(27 October 2015) – In the European Union, resource productivity increased from 1.53 €/kg in 2002 to 1.95 €/kg in 2014, an increase of 27.8% in real terms.
Resource productivity quantifies the relation between economic activity (GDP) and the consumption of natural resources (domestic material consumption – DMC) and sheds light on how efficiently natural resources are used.
Between 2002 and 2008, GDP and domestic material consumption grew in parallel in the EU, leading to relatively constant resource productivity. Since 2008, domestic material consumption has fallen considerably, while GDP has grown more moderately, leading to a noticeable increase in resource productivity. In other words, since 2008, the EU has been doing more with less.

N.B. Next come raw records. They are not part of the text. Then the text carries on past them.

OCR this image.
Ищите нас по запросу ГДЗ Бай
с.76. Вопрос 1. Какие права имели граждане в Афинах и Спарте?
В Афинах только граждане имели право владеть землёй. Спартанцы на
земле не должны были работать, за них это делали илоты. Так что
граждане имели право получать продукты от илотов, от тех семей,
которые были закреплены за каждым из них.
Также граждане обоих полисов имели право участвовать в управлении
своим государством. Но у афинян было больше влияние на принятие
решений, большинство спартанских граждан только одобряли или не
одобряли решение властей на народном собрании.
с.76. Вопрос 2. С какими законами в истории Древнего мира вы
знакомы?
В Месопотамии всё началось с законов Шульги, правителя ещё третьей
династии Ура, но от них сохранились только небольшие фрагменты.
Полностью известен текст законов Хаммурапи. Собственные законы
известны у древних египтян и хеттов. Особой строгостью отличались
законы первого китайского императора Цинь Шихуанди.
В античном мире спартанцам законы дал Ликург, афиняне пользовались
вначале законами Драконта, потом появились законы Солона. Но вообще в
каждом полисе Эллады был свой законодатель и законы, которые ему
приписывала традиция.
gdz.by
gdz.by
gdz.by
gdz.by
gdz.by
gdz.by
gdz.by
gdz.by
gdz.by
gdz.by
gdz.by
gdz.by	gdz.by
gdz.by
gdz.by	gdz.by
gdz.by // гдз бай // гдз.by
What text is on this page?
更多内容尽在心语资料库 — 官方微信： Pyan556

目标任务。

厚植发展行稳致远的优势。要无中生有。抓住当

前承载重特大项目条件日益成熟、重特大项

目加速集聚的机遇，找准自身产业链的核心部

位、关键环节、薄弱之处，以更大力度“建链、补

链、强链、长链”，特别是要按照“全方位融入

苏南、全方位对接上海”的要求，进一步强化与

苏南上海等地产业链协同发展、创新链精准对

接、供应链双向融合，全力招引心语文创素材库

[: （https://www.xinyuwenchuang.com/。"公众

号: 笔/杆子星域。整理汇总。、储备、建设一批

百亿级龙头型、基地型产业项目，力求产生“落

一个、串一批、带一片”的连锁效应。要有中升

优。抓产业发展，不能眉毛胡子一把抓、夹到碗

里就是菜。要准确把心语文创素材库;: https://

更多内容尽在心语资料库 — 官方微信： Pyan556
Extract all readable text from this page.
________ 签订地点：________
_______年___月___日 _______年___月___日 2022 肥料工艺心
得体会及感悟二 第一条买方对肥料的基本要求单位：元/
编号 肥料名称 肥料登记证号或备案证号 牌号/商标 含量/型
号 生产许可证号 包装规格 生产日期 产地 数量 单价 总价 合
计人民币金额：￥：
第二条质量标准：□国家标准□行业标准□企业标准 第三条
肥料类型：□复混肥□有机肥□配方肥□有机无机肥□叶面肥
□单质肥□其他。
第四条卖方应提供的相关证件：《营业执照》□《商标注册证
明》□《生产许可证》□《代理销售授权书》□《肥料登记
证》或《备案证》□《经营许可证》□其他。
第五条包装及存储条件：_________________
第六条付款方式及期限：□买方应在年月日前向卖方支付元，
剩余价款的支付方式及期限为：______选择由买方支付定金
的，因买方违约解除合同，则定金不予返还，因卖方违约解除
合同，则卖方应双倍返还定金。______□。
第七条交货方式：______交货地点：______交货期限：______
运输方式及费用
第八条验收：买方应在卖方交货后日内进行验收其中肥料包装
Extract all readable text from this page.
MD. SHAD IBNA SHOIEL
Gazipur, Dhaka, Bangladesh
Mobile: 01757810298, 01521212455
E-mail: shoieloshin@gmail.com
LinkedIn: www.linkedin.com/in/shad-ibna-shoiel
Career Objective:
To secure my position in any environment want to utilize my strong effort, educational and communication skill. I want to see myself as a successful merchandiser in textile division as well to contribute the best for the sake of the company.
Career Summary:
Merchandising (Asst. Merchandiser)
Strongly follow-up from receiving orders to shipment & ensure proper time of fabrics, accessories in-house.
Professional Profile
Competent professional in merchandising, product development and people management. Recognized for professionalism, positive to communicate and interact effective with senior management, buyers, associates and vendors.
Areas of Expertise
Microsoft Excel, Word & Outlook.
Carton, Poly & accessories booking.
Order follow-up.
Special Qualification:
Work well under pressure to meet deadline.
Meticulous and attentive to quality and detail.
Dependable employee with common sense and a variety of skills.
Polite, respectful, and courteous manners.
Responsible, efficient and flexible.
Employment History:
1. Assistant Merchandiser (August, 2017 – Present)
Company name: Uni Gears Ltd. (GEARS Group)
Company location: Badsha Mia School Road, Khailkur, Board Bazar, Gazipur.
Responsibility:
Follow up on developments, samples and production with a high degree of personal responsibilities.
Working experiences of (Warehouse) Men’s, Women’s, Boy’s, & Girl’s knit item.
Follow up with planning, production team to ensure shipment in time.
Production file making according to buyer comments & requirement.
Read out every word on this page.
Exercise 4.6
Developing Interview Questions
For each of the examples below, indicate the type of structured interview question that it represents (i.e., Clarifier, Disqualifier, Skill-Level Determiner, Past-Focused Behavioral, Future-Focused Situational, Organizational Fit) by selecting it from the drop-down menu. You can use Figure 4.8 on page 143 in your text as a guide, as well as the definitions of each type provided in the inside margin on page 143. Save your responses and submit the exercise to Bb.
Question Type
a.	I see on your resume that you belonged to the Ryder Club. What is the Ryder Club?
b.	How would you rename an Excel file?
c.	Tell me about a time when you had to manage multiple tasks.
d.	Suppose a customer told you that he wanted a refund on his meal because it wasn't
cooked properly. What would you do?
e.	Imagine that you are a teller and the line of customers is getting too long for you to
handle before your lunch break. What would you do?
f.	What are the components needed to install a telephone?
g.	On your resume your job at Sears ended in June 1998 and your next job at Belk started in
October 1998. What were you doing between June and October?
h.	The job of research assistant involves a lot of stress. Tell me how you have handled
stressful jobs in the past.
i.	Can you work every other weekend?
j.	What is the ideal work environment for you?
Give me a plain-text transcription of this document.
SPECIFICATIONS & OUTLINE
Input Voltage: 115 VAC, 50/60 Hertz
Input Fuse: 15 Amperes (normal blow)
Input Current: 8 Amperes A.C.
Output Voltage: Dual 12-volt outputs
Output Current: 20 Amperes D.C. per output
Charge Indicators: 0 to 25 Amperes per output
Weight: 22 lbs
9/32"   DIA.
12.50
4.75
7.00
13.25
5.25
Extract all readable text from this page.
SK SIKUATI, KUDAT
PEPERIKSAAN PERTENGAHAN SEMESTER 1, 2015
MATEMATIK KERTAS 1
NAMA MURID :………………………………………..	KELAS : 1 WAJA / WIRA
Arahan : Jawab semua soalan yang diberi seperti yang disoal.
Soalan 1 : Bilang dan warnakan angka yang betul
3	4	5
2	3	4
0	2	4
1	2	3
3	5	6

In 2014, the highest resource productivity was recorded in Luxembourg (3.94 €/kg), followed by the Netherlands (3.82 €/kg), the United Kingdom (3.28 €/kg), Italy (2.89 €/kg), Spain (2.69 €/kg) and France (2.60 €/kg). At the opposite end of the scale, seven Member States registered resource productivity lower than 1 €/kg: Bulgaria (0.30 €/kg), Romania (0.32 €/kg), Estonia (0.42 €/kg), Latvia (0.49 €/kg), Poland (0.61 €/kg), Lithuania (0.65 €/kg) and Hungary (0.89 €/kg).